A new way to solve Quartics (Reposted)

Since I was unable to explain this properly last time,I have reposted.Hope this clears the concept. We see an easy but rather useful radical here.
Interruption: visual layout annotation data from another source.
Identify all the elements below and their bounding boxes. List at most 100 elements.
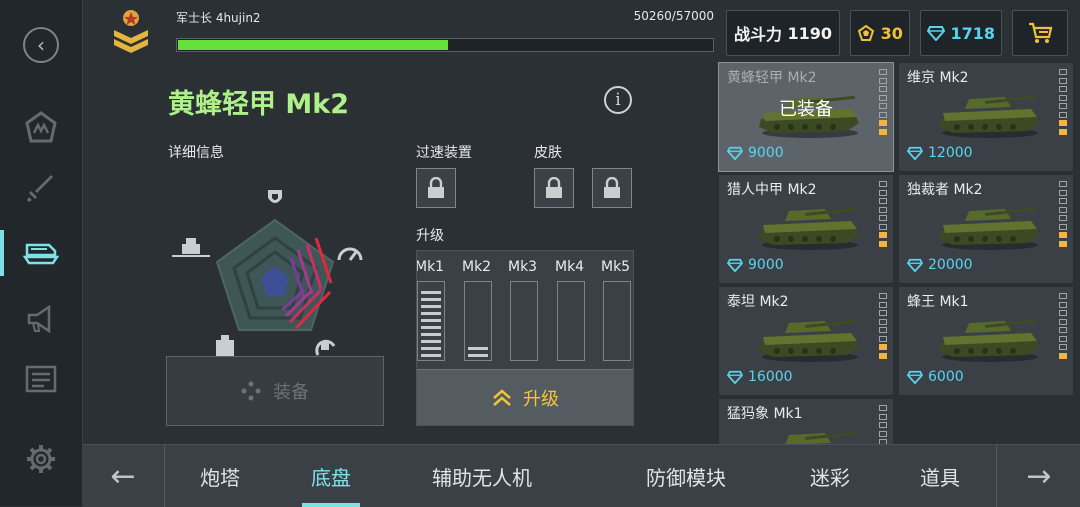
shop-cart-button[interactable] [1012,10,1068,56]
upgrade-pip [421,347,441,350]
upgrade-pip [421,326,441,329]
level-segment [879,77,887,84]
tank-image [755,425,865,444]
vehicle-price-value: 9000 [748,257,784,273]
turn-icon [315,339,336,356]
news-icon [25,365,57,393]
upgrade-pip [421,298,441,301]
category-tab[interactable]: 辅助无人机 [412,445,552,507]
next-category-button[interactable]: → [998,445,1080,507]
missions-button[interactable] [18,296,64,342]
level-segment [1059,318,1067,325]
garage-icon [25,111,57,143]
level-segment [1059,240,1067,247]
level-segment [1059,103,1067,109]
gem-amount: 1718 [950,23,996,43]
category-tab[interactable]: 道具 [900,445,980,507]
upgrade-pip [421,340,441,343]
upgrade-pip [421,333,441,336]
upgrade-level-column [603,281,631,361]
filter-slot-locked[interactable] [416,168,456,208]
vehicle-price-value: 16000 [748,369,793,385]
arrow-right-icon: → [1026,458,1052,494]
level-segment [879,310,887,316]
vehicle-card[interactable]: 维京 Mk2 12000 [898,62,1074,172]
vehicle-list: 黄蜂轻甲 Mk2 9000 已装备 维京 Mk2 12000 猎人中甲 Mk2 9000… [718,62,1080,444]
vehicle-price: 20000 [907,257,973,273]
level-segment [1059,198,1067,204]
level-segment [1059,111,1067,118]
level-segment [879,69,887,75]
divider [164,445,165,507]
gold-currency[interactable]: 30 [850,10,910,56]
settings-button[interactable] [18,436,64,482]
level-segment [879,405,887,411]
category-tab[interactable]: 迷彩 [786,445,874,507]
equip-label: 装备 [273,382,309,403]
level-segment [879,327,887,333]
xp-text: 50260/57000 [633,9,714,23]
level-segment [879,352,887,359]
equip-button[interactable]: 装备 [166,356,384,426]
category-tab-label: 炮塔 [200,465,240,490]
vehicle-card[interactable]: 猎人中甲 Mk2 9000 [718,174,894,284]
skin-slot-locked-2[interactable] [592,168,632,208]
level-segment [879,198,887,204]
gem-icon [727,146,743,160]
gold-icon [857,24,875,41]
armor-icon [268,190,282,203]
gem-icon [727,258,743,272]
upgrade-label: 升级 [416,228,444,244]
gem-currency[interactable]: 1718 [920,10,1002,56]
vehicle-price-value: 20000 [928,257,973,273]
skin-slot-locked-1[interactable] [534,168,574,208]
vehicle-card[interactable]: 泰坦 Mk2 16000 [718,286,894,396]
vehicle-level-gauge [1059,293,1067,363]
category-tab[interactable]: 炮塔 [178,445,262,507]
vehicle-level-gauge [1059,181,1067,251]
rank-badge-icon [114,10,148,53]
info-icon[interactable]: i [604,86,632,114]
power-rating: 战斗力 1190 [726,10,840,56]
level-segment [1059,352,1067,359]
weapons-button[interactable] [18,164,64,210]
upgrade-pip [468,354,488,357]
lock-icon [546,177,562,198]
active-tab-indicator [302,503,360,507]
tank-image [935,313,1045,363]
category-tab[interactable]: 底盘 [292,445,370,507]
gem-icon [926,26,945,41]
level-segment [879,422,887,428]
level-segment [1059,232,1067,238]
megaphone-icon [27,304,51,334]
divider [996,445,997,507]
upgrade-button[interactable]: 升级 [417,369,633,425]
upgrade-panel: Mk1 Mk2 Mk3 Mk4 Mk5 升级 [416,250,634,426]
upgrade-level-column [464,281,492,361]
vehicle-name: 黄蜂轻甲 Mk2 [727,70,817,86]
news-button[interactable] [18,356,64,402]
equip-icon [241,381,261,401]
level-segment [1059,310,1067,316]
category-tab-label: 道具 [920,465,960,490]
prev-category-button[interactable]: ← [82,445,164,507]
back-button[interactable]: ‹ [18,22,64,68]
lock-icon [428,177,444,198]
vehicle-card[interactable]: 独裁者 Mk2 20000 [898,174,1074,284]
vehicle-title: 黄蜂轻甲 Mk2 [168,89,350,120]
level-segment [1059,128,1067,135]
vehicle-card[interactable]: 猛犸象 Mk1 [718,398,894,444]
vehicle-price-value: 6000 [928,369,964,385]
power-value: 1190 [787,23,833,43]
category-tab-label: 底盘 [311,465,351,490]
back-icon: ‹ [23,27,59,63]
category-tab-bar: ← 炮塔 底盘 辅助无人机 防御模块 迷彩 道具 → [82,444,1080,507]
vehicle-card[interactable]: 蜂王 Mk1 6000 [898,286,1074,396]
vehicle-card[interactable]: 黄蜂轻甲 Mk2 9000 已装备 [718,62,894,172]
category-tab[interactable]: 防御模块 [626,445,746,507]
sword-icon [27,175,53,202]
vehicle-level-gauge [1059,69,1067,139]
garage-button[interactable] [18,104,64,150]
hulls-button[interactable] [18,230,64,276]
upgrade-level-label: Mk2 [462,259,492,275]
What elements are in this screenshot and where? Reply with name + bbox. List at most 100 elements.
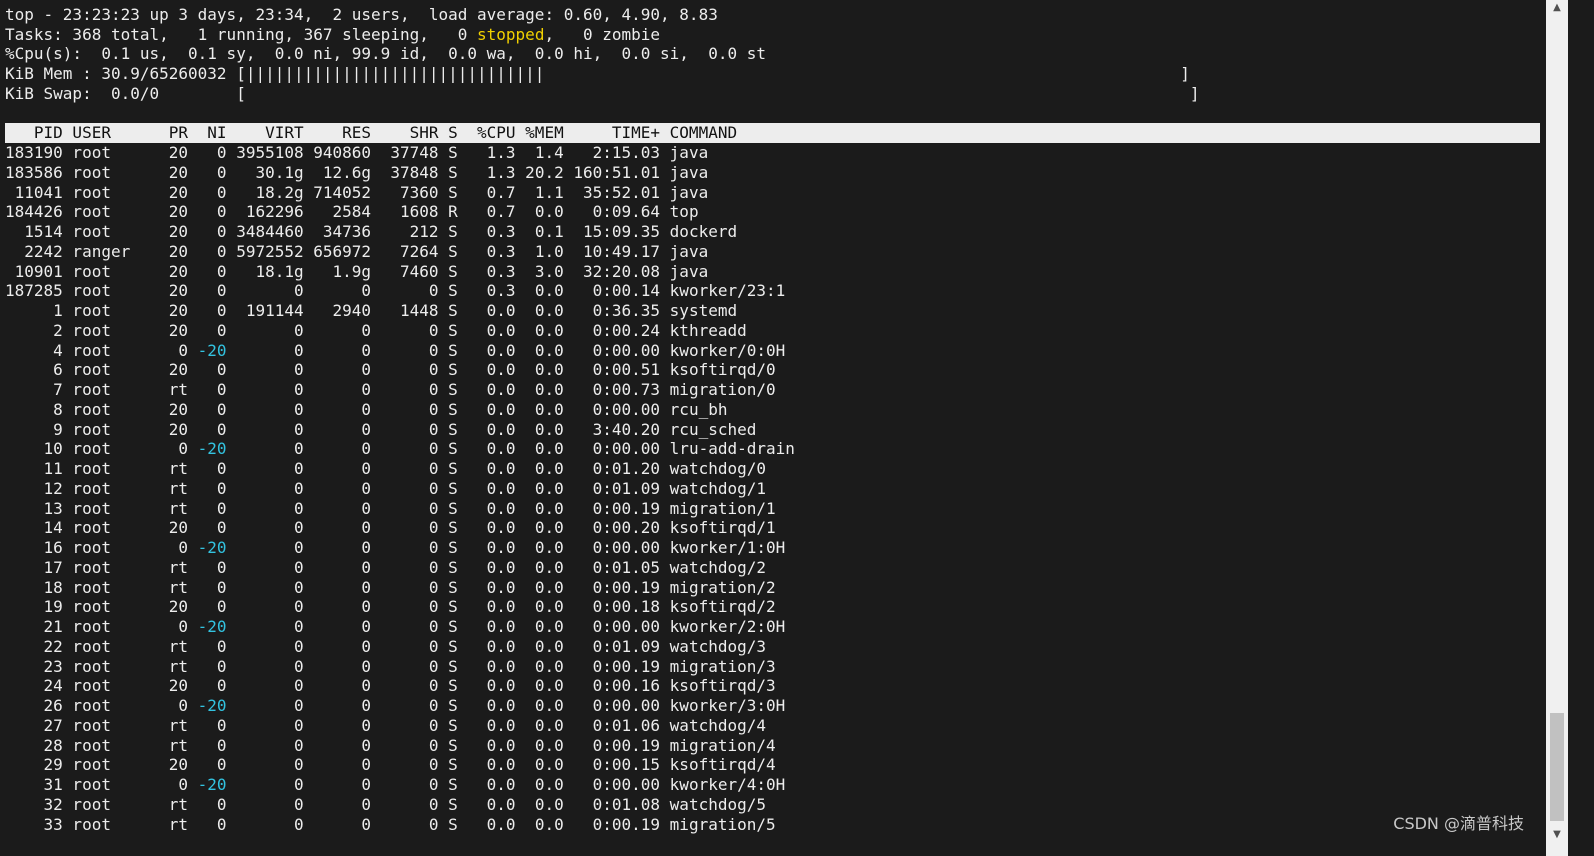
row-lead: 1514 root 20 xyxy=(5,222,217,241)
nice-value: 0 xyxy=(216,577,227,597)
nice-value: -20 xyxy=(197,439,227,459)
row-lead: 26 root 0 xyxy=(5,696,198,715)
table-row: 8 root 20 0 0 0 0 S 0.0 0.0 0:00.00 rcu_… xyxy=(5,400,727,420)
table-row: 2 root 20 0 0 0 0 S 0.0 0.0 0:00.24 kthr… xyxy=(5,321,747,341)
table-row: 10901 root 20 0 18.1g 1.9g 7460 S 0.3 3.… xyxy=(5,261,709,282)
table-row: 16 root 0 -20 0 0 0 S 0.0 0.0 0:00.00 kw… xyxy=(5,538,786,558)
table-row: 187285 root 20 0 0 0 0 S 0.3 0.0 0:00.14… xyxy=(5,281,785,301)
chevron-down-icon[interactable]: ▼ xyxy=(1550,829,1564,841)
tasks-line: Tasks: 368 total, 1 running, 367 sleepin… xyxy=(5,25,660,45)
row-rest: 0 0 0 S 0.0 0.0 0:00.19 migration/3 xyxy=(226,656,776,676)
table-row: 33 root rt 0 0 0 0 S 0.0 0.0 0:00.19 mig… xyxy=(5,815,776,835)
cpu-line: %Cpu(s): 0.1 us, 0.1 sy, 0.0 ni, 99.9 id… xyxy=(5,44,766,63)
table-row: 14 root 20 0 0 0 0 S 0.0 0.0 0:00.20 kso… xyxy=(5,518,776,538)
row-lead: 184426 root 20 xyxy=(5,202,217,222)
table-row: 22 root rt 0 0 0 0 S 0.0 0.0 0:01.09 wat… xyxy=(5,637,766,657)
chevron-up-icon[interactable]: ▲ xyxy=(1550,2,1564,14)
row-lead: 14 root 20 xyxy=(5,518,217,538)
row-rest: 0 0 0 S 0.3 0.0 0:00.14 kworker/23:1 xyxy=(226,281,786,301)
nice-value: 0 xyxy=(216,419,227,439)
row-rest: 191144 2940 1448 S 0.0 0.0 0:36.35 syste… xyxy=(226,301,738,320)
table-row: 31 root 0 -20 0 0 0 S 0.0 0.0 0:00.00 kw… xyxy=(5,775,786,795)
table-row: 17 root rt 0 0 0 0 S 0.0 0.0 0:01.05 wat… xyxy=(5,558,766,578)
row-lead: 4 root 0 xyxy=(5,340,198,360)
table-row: 23 root rt 0 0 0 0 S 0.0 0.0 0:00.19 mig… xyxy=(5,657,776,677)
row-lead: 21 root 0 xyxy=(5,617,198,636)
nice-value: -20 xyxy=(197,340,227,360)
nice-value: 0 xyxy=(216,676,227,696)
row-lead: 32 root rt xyxy=(5,794,217,814)
nice-value: 0 xyxy=(216,222,227,241)
row-rest: 0 0 0 S 0.0 0.0 0:00.00 kworker/0:0H xyxy=(226,340,786,360)
row-rest: 0 0 0 S 0.0 0.0 0:00.00 kworker/2:0H xyxy=(226,617,786,636)
row-lead: 10901 root 20 xyxy=(5,261,217,281)
nice-value: 0 xyxy=(216,636,227,656)
nice-value: 0 xyxy=(216,715,227,735)
table-row: 2242 ranger 20 0 5972552 656972 7264 S 0… xyxy=(5,242,708,262)
row-rest: 30.1g 12.6g 37848 S 1.3 20.2 160:51.01 j… xyxy=(226,162,709,182)
nice-value: 0 xyxy=(216,794,227,814)
terminal-window[interactable]: top - 23:23:23 up 3 days, 23:34, 2 users… xyxy=(0,0,1568,856)
nice-value: 0 xyxy=(216,498,227,518)
watermark: CSDN @滴普科技 xyxy=(1393,814,1524,833)
row-rest: 0 0 0 S 0.0 0.0 0:00.73 migration/0 xyxy=(226,380,776,399)
row-rest: 0 0 0 S 0.0 0.0 0:01.05 watchdog/2 xyxy=(226,557,766,577)
row-lead: 10 root 0 xyxy=(5,439,198,459)
table-row: 24 root 20 0 0 0 0 S 0.0 0.0 0:00.16 kso… xyxy=(5,676,776,696)
table-row: 7 root rt 0 0 0 0 S 0.0 0.0 0:00.73 migr… xyxy=(5,380,776,400)
row-rest: 0 0 0 S 0.0 0.0 0:00.00 kworker/4:0H xyxy=(226,775,786,794)
row-rest: 0 0 0 S 0.0 0.0 0:00.19 migration/2 xyxy=(226,577,776,597)
row-lead: 18 root rt xyxy=(5,577,217,597)
table-row: 27 root rt 0 0 0 0 S 0.0 0.0 0:01.06 wat… xyxy=(5,716,766,736)
swap-line: KiB Swap: 0.0/0 [ ] xyxy=(5,84,1200,103)
uptime-line: top - 23:23:23 up 3 days, 23:34, 2 users… xyxy=(5,5,718,24)
nice-value: 0 xyxy=(216,143,227,162)
nice-value: 0 xyxy=(216,241,227,261)
row-rest: 0 0 0 S 0.0 0.0 0:00.51 ksoftirqd/0 xyxy=(226,360,776,380)
row-rest: 0 0 0 S 0.0 0.0 0:01.08 watchdog/5 xyxy=(226,794,766,814)
row-lead: 11041 root 20 xyxy=(5,182,217,202)
row-lead: 13 root rt xyxy=(5,498,217,518)
table-row: 21 root 0 -20 0 0 0 S 0.0 0.0 0:00.00 kw… xyxy=(5,617,786,637)
row-lead: 187285 root 20 xyxy=(5,281,217,301)
row-lead: 29 root 20 xyxy=(5,755,217,775)
nice-value: 0 xyxy=(216,656,227,676)
table-row: 19 root 20 0 0 0 0 S 0.0 0.0 0:00.18 kso… xyxy=(5,597,776,617)
row-rest: 3955108 940860 37748 S 1.3 1.4 2:15.03 j… xyxy=(226,143,709,162)
nice-value: 0 xyxy=(216,735,227,755)
table-row: 10 root 0 -20 0 0 0 S 0.0 0.0 0:00.00 lr… xyxy=(5,439,795,459)
nice-value: 0 xyxy=(216,478,227,498)
row-rest: 0 0 0 S 0.0 0.0 0:00.00 kworker/1:0H xyxy=(226,538,786,557)
row-rest: 0 0 0 S 0.0 0.0 0:00.24 kthreadd xyxy=(226,320,747,340)
table-row: 4 root 0 -20 0 0 0 S 0.0 0.0 0:00.00 kwo… xyxy=(5,341,785,361)
vertical-scrollbar[interactable]: ▲ ▼ xyxy=(1546,0,1568,856)
row-lead: 183190 root 20 xyxy=(5,143,217,162)
row-lead: 7 root rt xyxy=(5,380,217,399)
row-rest: 0 0 0 S 0.0 0.0 0:00.15 ksoftirqd/4 xyxy=(226,755,776,775)
nice-value: 0 xyxy=(216,399,227,419)
table-row: 29 root 20 0 0 0 0 S 0.0 0.0 0:00.15 kso… xyxy=(5,755,776,775)
nice-value: -20 xyxy=(197,696,227,715)
row-rest: 0 0 0 S 0.0 0.0 0:00.19 migration/1 xyxy=(226,498,776,518)
row-lead: 8 root 20 xyxy=(5,399,217,419)
row-lead: 16 root 0 xyxy=(5,538,198,557)
column-headers: PID USER PR NI VIRT RES SHR S %CPU %MEM … xyxy=(5,123,738,142)
row-rest: 18.2g 714052 7360 S 0.7 1.1 35:52.01 jav… xyxy=(226,182,709,202)
mem-line: KiB Mem : 30.9/65260032 [|||||||||||||||… xyxy=(5,64,1190,83)
scroll-thumb[interactable] xyxy=(1550,713,1564,821)
row-rest: 0 0 0 S 0.0 0.0 0:00.00 rcu_bh xyxy=(226,399,728,419)
table-row: 13 root rt 0 0 0 0 S 0.0 0.0 0:00.19 mig… xyxy=(5,499,776,519)
nice-value: 0 xyxy=(216,597,227,617)
row-lead: 6 root 20 xyxy=(5,360,217,380)
table-row: 11041 root 20 0 18.2g 714052 7360 S 0.7 … xyxy=(5,182,709,203)
row-lead: 11 root rt xyxy=(5,459,217,478)
nice-value: 0 xyxy=(216,301,227,320)
row-lead: 12 root rt xyxy=(5,478,217,498)
table-row: 18 root rt 0 0 0 0 S 0.0 0.0 0:00.19 mig… xyxy=(5,578,776,598)
row-lead: 24 root 20 xyxy=(5,676,217,696)
table-row: 26 root 0 -20 0 0 0 S 0.0 0.0 0:00.00 kw… xyxy=(5,696,786,716)
row-rest: 0 0 0 S 0.0 0.0 3:40.20 rcu_sched xyxy=(226,419,757,439)
row-lead: 28 root rt xyxy=(5,735,217,755)
row-lead: 9 root 20 xyxy=(5,419,217,439)
nice-value: 0 xyxy=(216,320,227,340)
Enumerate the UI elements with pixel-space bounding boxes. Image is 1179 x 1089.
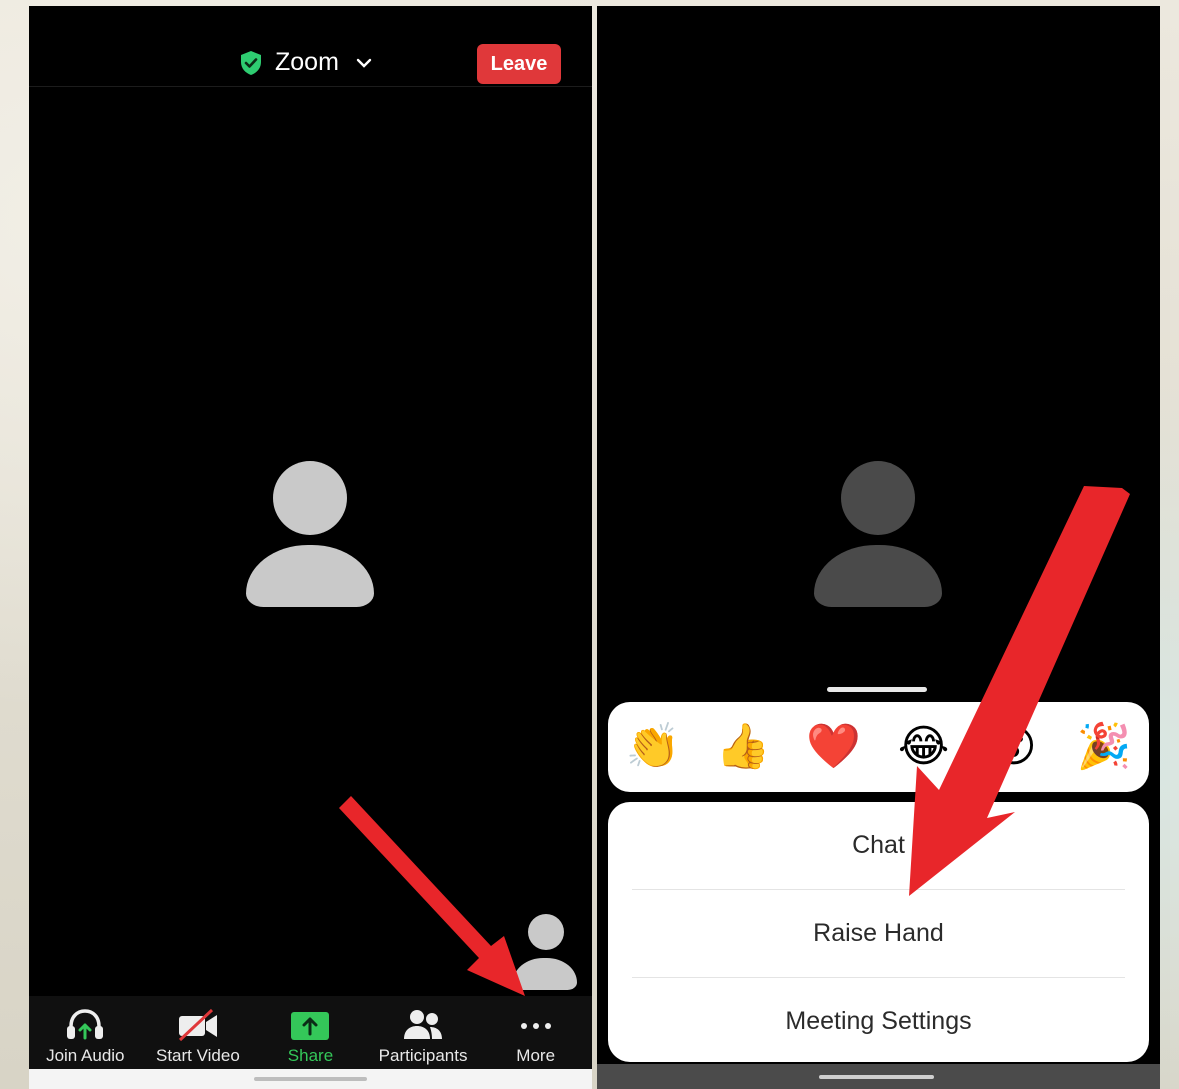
more-options-menu: Chat Raise Hand Meeting Settings <box>608 802 1149 1062</box>
leave-button[interactable]: Leave <box>477 44 561 84</box>
participants-label: Participants <box>378 1046 468 1065</box>
shield-check-icon <box>241 50 261 75</box>
meeting-top-bar: Zoom Leave <box>29 6 592 87</box>
participant-avatar-dimmed <box>814 461 942 609</box>
meeting-title-dropdown[interactable]: Zoom <box>239 48 373 77</box>
share-button[interactable]: Share <box>254 996 367 1069</box>
participants-button[interactable]: Participants <box>367 996 480 1069</box>
join-audio-label: Join Audio <box>46 1046 125 1065</box>
chevron-down-icon <box>356 58 372 68</box>
raise-hand-menu-item[interactable]: Raise Hand <box>608 890 1149 976</box>
participant-avatar <box>246 461 374 609</box>
tears-of-joy-icon[interactable]: 😂 <box>895 718 953 776</box>
join-audio-button[interactable]: Join Audio <box>29 996 142 1069</box>
clapping-hands-icon[interactable]: 👏 <box>624 718 682 776</box>
participants-icon <box>404 1010 443 1039</box>
red-heart-icon[interactable]: ❤️ <box>804 718 862 776</box>
chat-menu-item[interactable]: Chat <box>608 802 1149 888</box>
share-screen-icon <box>291 1012 330 1040</box>
home-indicator <box>819 1075 934 1079</box>
share-label: Share <box>287 1046 334 1065</box>
more-dots-icon <box>520 1023 551 1029</box>
surprised-face-icon[interactable]: 😮 <box>985 718 1043 776</box>
meeting-toolbar: Join Audio Start Video Share Participant… <box>29 996 592 1069</box>
start-video-button[interactable]: Start Video <box>142 996 255 1069</box>
more-label: More <box>516 1046 556 1065</box>
more-menu-screen: 👏 👍 ❤️ 😂 😮 🎉 Chat Raise Hand Meeting Set… <box>597 6 1160 1089</box>
headphones-icon <box>67 1009 104 1040</box>
home-indicator <box>254 1077 367 1081</box>
start-video-label: Start Video <box>155 1046 240 1065</box>
video-off-icon <box>178 1008 217 1042</box>
self-view-avatar[interactable] <box>513 914 579 990</box>
thumbs-up-icon[interactable]: 👍 <box>714 718 772 776</box>
meeting-title: Zoom <box>275 48 339 76</box>
meeting-screen: Zoom Leave Join Audio Start Video Share … <box>29 6 592 1089</box>
sheet-drag-handle[interactable] <box>827 687 927 692</box>
reactions-bar: 👏 👍 ❤️ 😂 😮 🎉 <box>608 702 1149 792</box>
more-button[interactable]: More <box>479 996 592 1069</box>
party-popper-icon[interactable]: 🎉 <box>1075 718 1133 776</box>
meeting-settings-menu-item[interactable]: Meeting Settings <box>608 978 1149 1064</box>
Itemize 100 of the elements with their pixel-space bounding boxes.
It works over only positives,I will show you how to use this over$(-\infty,\infty)$ $a+b+c=\sqrt{a^2+b^2+c^2+(2ab+2bc+2ca)}=\sqrt{a^2+b^2+c^2+\sqrt{4a^2b^2+4b^2c^2+4c^2a^2+8abc(a+b+c)}}$ put $x=a+b+c$ :$x=\sqrt{a^2+b^2+c^2+\sqrt{4a^2b^2+4b^2c^2+4c^2a^2+8abcx}}$ Let $x=\sqrt{α+\sqrt{β+γx}}$, then $x^4-2αx^2-γx+(α^2-β)=0--(i)$. Comparing it to the original radical, $\begin{cases}α=a^2+b^2+c^2\\\dfrac{β}{4}=a^2 b^2+b^2 c^2+c^2 a^2\\\dfrac{γ^2}{64}=a^2 b^2 c^2 \end{cases}$. By Vieta’s, we have that $a^2, b^2, c^2$ are roots of the cubic: $z^3-αz^2+\dfrac{β}{4} z-\dfrac{γ^2}{64}=0--(ii)$. Just change $(\alpha,\beta,\gamma)=(\dfrac{-\alpha}{2},\dfrac{\alpha^2-4\gamma}{4},-\beta)$,then (i) becomes $P(x)=x^4+\alpha x^2+\beta x+\gamma$, and (ii) becomes $F(z)=z^3+\dfrac{\alpha}{2}z^2+ \dfrac{\alpha^2-4\gamma}{16}z-\dfrac{\beta^2}{64}$ since $x$ is $a+b+c$, and the equation in $z$ has roots $a^2,b^2,c^2$, we can say that the sum of the square roots of roots of F is a root of P, but wait!, we are squaring $abc$ to get $\beta$ in P. but if $\beta$ is positive, it would give $abc$ negative, which would change things. so we put $x= -x$, and get a negative $\beta$. This would simply result in $-1$ times the sum of the square roots of roots of F.